Digitalization and industry 4.0 are key topics for China´s Strategy 2025. Beijing seeks access to industry 4.0 knowledge from Western companies, while China and Germany are global industrial powerhouses.
China’s industry has largely expanded due to low labor costs, and German industry has pushed ahead on advanced automation, on account of high labor costs. China is facing demographic challenges and recruiting more young and skilled workers. Its labor industry must adapt to less labor-intensive manufacturing, and integrate more automated machines and robots.
China Strategy 2025 is setting the stage for the country to transform into a global manufacturing innovation center that prioritizes development of intelligent manufacturing .
Chinese manufacturers are still operating in the age of Industry 2.0 - labor-intensive phase.

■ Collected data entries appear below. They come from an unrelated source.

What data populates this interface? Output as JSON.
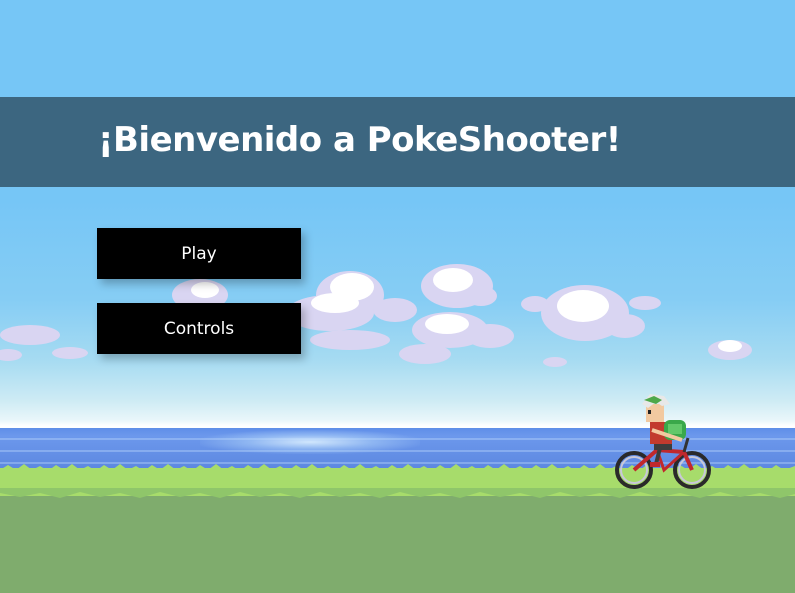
{
  "header": {
    "title": "¡Bienvenido a PokeShooter!"
  },
  "menu": {
    "play_label": "Play",
    "controls_label": "Controls"
  },
  "colors": {
    "sky": "#76c6f6",
    "header_bar": "#3c6680",
    "button_bg": "#000000",
    "button_text": "#ffffff",
    "sea": "#5f8ee8",
    "grass_light": "#a7dc6b",
    "grass_dark": "#7fac6d"
  },
  "icons": {
    "character": "cyclist-trainer-sprite"
  }
}
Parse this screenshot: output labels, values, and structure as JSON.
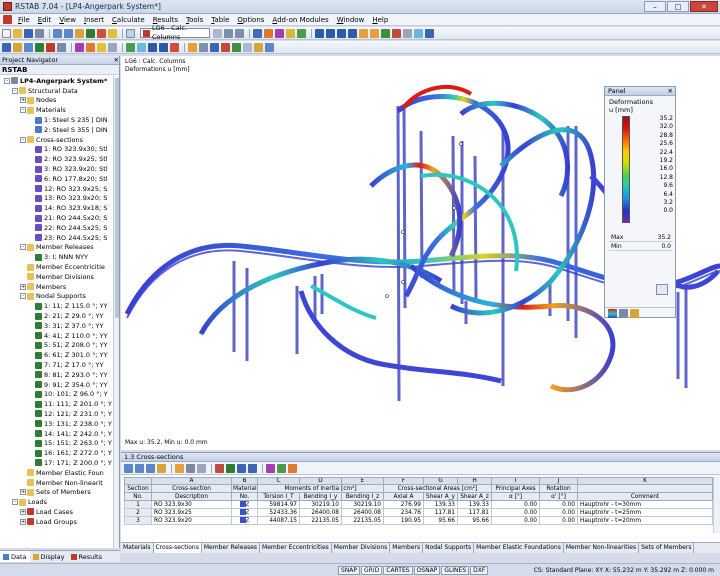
{
  "window": {
    "title": "RSTAB 7.04 - [LP4-Angerpark System*]",
    "min": "–",
    "max": "□",
    "close": "✕"
  },
  "menu": [
    "File",
    "Edit",
    "View",
    "Insert",
    "Calculate",
    "Results",
    "Tools",
    "Table",
    "Options",
    "Add-on Modules",
    "Window",
    "Help"
  ],
  "toolbar": {
    "load_case": "LG6 - Calc. Columns"
  },
  "navigator": {
    "title": "Project Navigator",
    "root": "RSTAB",
    "project": "LP4-Angerpark System*",
    "items": [
      {
        "level": 2,
        "label": "Structural Data",
        "icon": "folder-icon",
        "toggle": "-"
      },
      {
        "level": 3,
        "label": "Nodes",
        "icon": "folder-icon",
        "toggle": "+"
      },
      {
        "level": 3,
        "label": "Materials",
        "icon": "folder-icon",
        "toggle": "-"
      },
      {
        "level": 4,
        "label": "1: Steel S 235 | DIN",
        "icon": "material-icon"
      },
      {
        "level": 4,
        "label": "2: Steel S 355 | DIN",
        "icon": "material-icon"
      },
      {
        "level": 3,
        "label": "Cross-sections",
        "icon": "folder-icon",
        "toggle": "-"
      },
      {
        "level": 4,
        "label": "1: RO 323.9x30; Stl",
        "icon": "section-icon"
      },
      {
        "level": 4,
        "label": "2: RO 323.9x25; Stl",
        "icon": "section-icon"
      },
      {
        "level": 4,
        "label": "3: RO 323.9x20; Stl",
        "icon": "section-icon"
      },
      {
        "level": 4,
        "label": "6: RO 177.8x20; Stl",
        "icon": "section-icon"
      },
      {
        "level": 4,
        "label": "12: RO 323.9x25; S",
        "icon": "section-icon"
      },
      {
        "level": 4,
        "label": "13: RO 323.9x20; S",
        "icon": "section-icon"
      },
      {
        "level": 4,
        "label": "14: RO 323.9x18; S",
        "icon": "section-icon"
      },
      {
        "level": 4,
        "label": "21: RO 244.5x20; S",
        "icon": "section-icon"
      },
      {
        "level": 4,
        "label": "22: RO 244.5x25; S",
        "icon": "section-icon"
      },
      {
        "level": 4,
        "label": "23: RO 244.5x25; S",
        "icon": "section-icon"
      },
      {
        "level": 3,
        "label": "Member Releases",
        "icon": "folder-icon",
        "toggle": "-"
      },
      {
        "level": 4,
        "label": "3: I; NNN NYY",
        "icon": "release-icon"
      },
      {
        "level": 3,
        "label": "Member Eccentricitie",
        "icon": "folder-icon"
      },
      {
        "level": 3,
        "label": "Member Divisions",
        "icon": "folder-icon"
      },
      {
        "level": 3,
        "label": "Members",
        "icon": "folder-icon",
        "toggle": "+"
      },
      {
        "level": 3,
        "label": "Nodal Supports",
        "icon": "folder-icon",
        "toggle": "-"
      },
      {
        "level": 4,
        "label": "1: 11; Z 115.0 °; YY",
        "icon": "support-icon"
      },
      {
        "level": 4,
        "label": "2: 21; Z 29.0 °; YY",
        "icon": "support-icon"
      },
      {
        "level": 4,
        "label": "3: 31; Z 37.0 °; YY",
        "icon": "support-icon"
      },
      {
        "level": 4,
        "label": "4: 41; Z 110.0 °; YY",
        "icon": "support-icon"
      },
      {
        "level": 4,
        "label": "5: 51; Z 208.0 °; YY",
        "icon": "support-icon"
      },
      {
        "level": 4,
        "label": "6: 61; Z 301.0 °; YY",
        "icon": "support-icon"
      },
      {
        "level": 4,
        "label": "7: 71; Z 17.0 °; YY",
        "icon": "support-icon"
      },
      {
        "level": 4,
        "label": "8: 81; Z 293.0 °; YY",
        "icon": "support-icon"
      },
      {
        "level": 4,
        "label": "9: 91; Z 354.0 °; YY",
        "icon": "support-icon"
      },
      {
        "level": 4,
        "label": "10: 101; Z 96.0 °; Y",
        "icon": "support-icon"
      },
      {
        "level": 4,
        "label": "11: 111; Z 201.0 °; Y",
        "icon": "support-icon"
      },
      {
        "level": 4,
        "label": "12: 121; Z 231.0 °; Y",
        "icon": "support-icon"
      },
      {
        "level": 4,
        "label": "13: 131; Z 238.0 °; Y",
        "icon": "support-icon"
      },
      {
        "level": 4,
        "label": "14: 141; Z 242.0 °; Y",
        "icon": "support-icon"
      },
      {
        "level": 4,
        "label": "15: 151; Z 263.0 °; Y",
        "icon": "support-icon"
      },
      {
        "level": 4,
        "label": "16: 161; Z 272.0 °; Y",
        "icon": "support-icon"
      },
      {
        "level": 4,
        "label": "17: 171; Z 200.0 °; Y",
        "icon": "support-icon"
      },
      {
        "level": 3,
        "label": "Member Elastic Foun",
        "icon": "folder-icon"
      },
      {
        "level": 3,
        "label": "Member Non-linearit",
        "icon": "folder-icon"
      },
      {
        "level": 3,
        "label": "Sets of Members",
        "icon": "folder-icon",
        "toggle": "+"
      },
      {
        "level": 2,
        "label": "Loads",
        "icon": "folder-icon",
        "toggle": "-"
      },
      {
        "level": 3,
        "label": "Load Cases",
        "icon": "loadcase-icon",
        "toggle": "+"
      },
      {
        "level": 3,
        "label": "Load Groups",
        "icon": "loadcase-icon",
        "toggle": "+"
      }
    ],
    "tabs": [
      "Data",
      "Display",
      "Results"
    ]
  },
  "view": {
    "label_line1": "LG6 : Calc. Columns",
    "label_line2": "Deformations u [mm]",
    "bottom_text": "Max u: 35.2, Min u: 0.0 mm"
  },
  "panel": {
    "title": "Panel",
    "close": "✕",
    "heading1": "Deformations",
    "heading2": "u [mm]",
    "legend_values": [
      "35.2",
      "32.0",
      "28.8",
      "25.6",
      "22.4",
      "19.2",
      "16.0",
      "12.8",
      "9.6",
      "6.4",
      "3.2",
      "0.0"
    ],
    "max_label": "Max",
    "max_value": "35.2",
    "min_label": "Min",
    "min_value": "0.0"
  },
  "cross_sections": {
    "title": "1.3 Cross-sections",
    "column_letters": [
      "",
      "A",
      "B",
      "C",
      "D",
      "E",
      "F",
      "G",
      "H",
      "I",
      "J",
      "K"
    ],
    "header_row1": [
      "Section",
      "Cross-section",
      "Material",
      "Moments of Inertia [cm⁴]",
      "Cross-sectional Areas [cm²]",
      "Principal Axes",
      "Rotation",
      ""
    ],
    "header_row2": [
      "No.",
      "Description",
      "No.",
      "Torsion I_T",
      "Bending I_y",
      "Bending I_z",
      "Axial A",
      "Shear A_y",
      "Shear A_z",
      "α [°]",
      "α' [°]",
      "Comment"
    ],
    "rows": [
      [
        "1",
        "RO 323.9x30",
        "2",
        "59814.97",
        "30219.10",
        "30219.10",
        "276.99",
        "139.33",
        "139.33",
        "0.00",
        "0.00",
        "Hauptrohr - t=30mm"
      ],
      [
        "2",
        "RO 323.9x25",
        "2",
        "52433.36",
        "26400.08",
        "26400.08",
        "234.76",
        "117.81",
        "117.81",
        "0.00",
        "0.00",
        "Hauptrohr - t=25mm"
      ],
      [
        "3",
        "RO 323.9x20",
        "2",
        "44087.15",
        "22135.05",
        "22135.05",
        "190.95",
        "95.66",
        "95.66",
        "0.00",
        "0.00",
        "Hauptrohr - t=20mm"
      ]
    ],
    "tabs": [
      "Materials",
      "Cross-sections",
      "Member Releases",
      "Member Eccentricities",
      "Member Divisions",
      "Members",
      "Nodal Supports",
      "Member Elastic Foundations",
      "Member Non-linearities",
      "Sets of Members"
    ],
    "active_tab": 1
  },
  "status": {
    "toggles": [
      "SNAP",
      "GRID",
      "CARTES",
      "OSNAP",
      "GLINES",
      "DXF"
    ],
    "active": [
      1
    ],
    "coords": "CS: Standard  Plane: XY  X: 55.232 m  Y: 35.292 m  Z: 0.000 m"
  },
  "colors": {
    "track_low": "#3a3fd0",
    "track_mid": "#2cc7c0",
    "track_high": "#e11a10",
    "accent": "#c0392b"
  }
}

Industry 4.0 is about connecting machines to generate huge volumes of data to be analyzed to make machines run more efficiently, and to coordinate factories and value chains.
Skipping an entire stage of industrial development – from Industry 2.0 to Industry 4.0 - may sound attractive, but requires introducing more automated machines along with new forms of data-driven coordination, requiring new skills on factory floors for people who can operate complex machines and automated processes.
Many Chinese developers have focused more on automation of production, rather than with the integration of factories and value chains using Big Data analytics. This is where the German company Kuka - one of the world’s leading robot manufacturers - can play a pivotal role. It’s products could replace human labor on production lines.
Chinese companies are far more vertically and horizontally integrated than typical European companies, including competitors such as Midea in the white goods industry, as well as Electrolux (Sweden), Bosch-Siemens (Germany) or Arcelik (owner of Beko, from Turkey).
Imagine that one of these global players wants to build a new plant based on the latest Industry 4.0 technology. Would they contract a company owned by their competitor, which would share sensitive data with them?
Perhaps not, in European competition law, there is a criterion, known as vertical foreclosure; if a merger gives a company control over its competitors’critical inputs that could be considered an obstacle to competition.
Whether these conditions would apply to robots is not clear, and Kuka does not have a dominant position in the market. Intervention by competition authorities would seem unlikely.
There is a public debate in Germany over whether Berlin should allow Chinese companies to buy German companies with industry 4.0 knowledge, since China could obtain industry knowledge of carmakers, planemakers and other industries as their robots are linked to the network and software of its industrial processes.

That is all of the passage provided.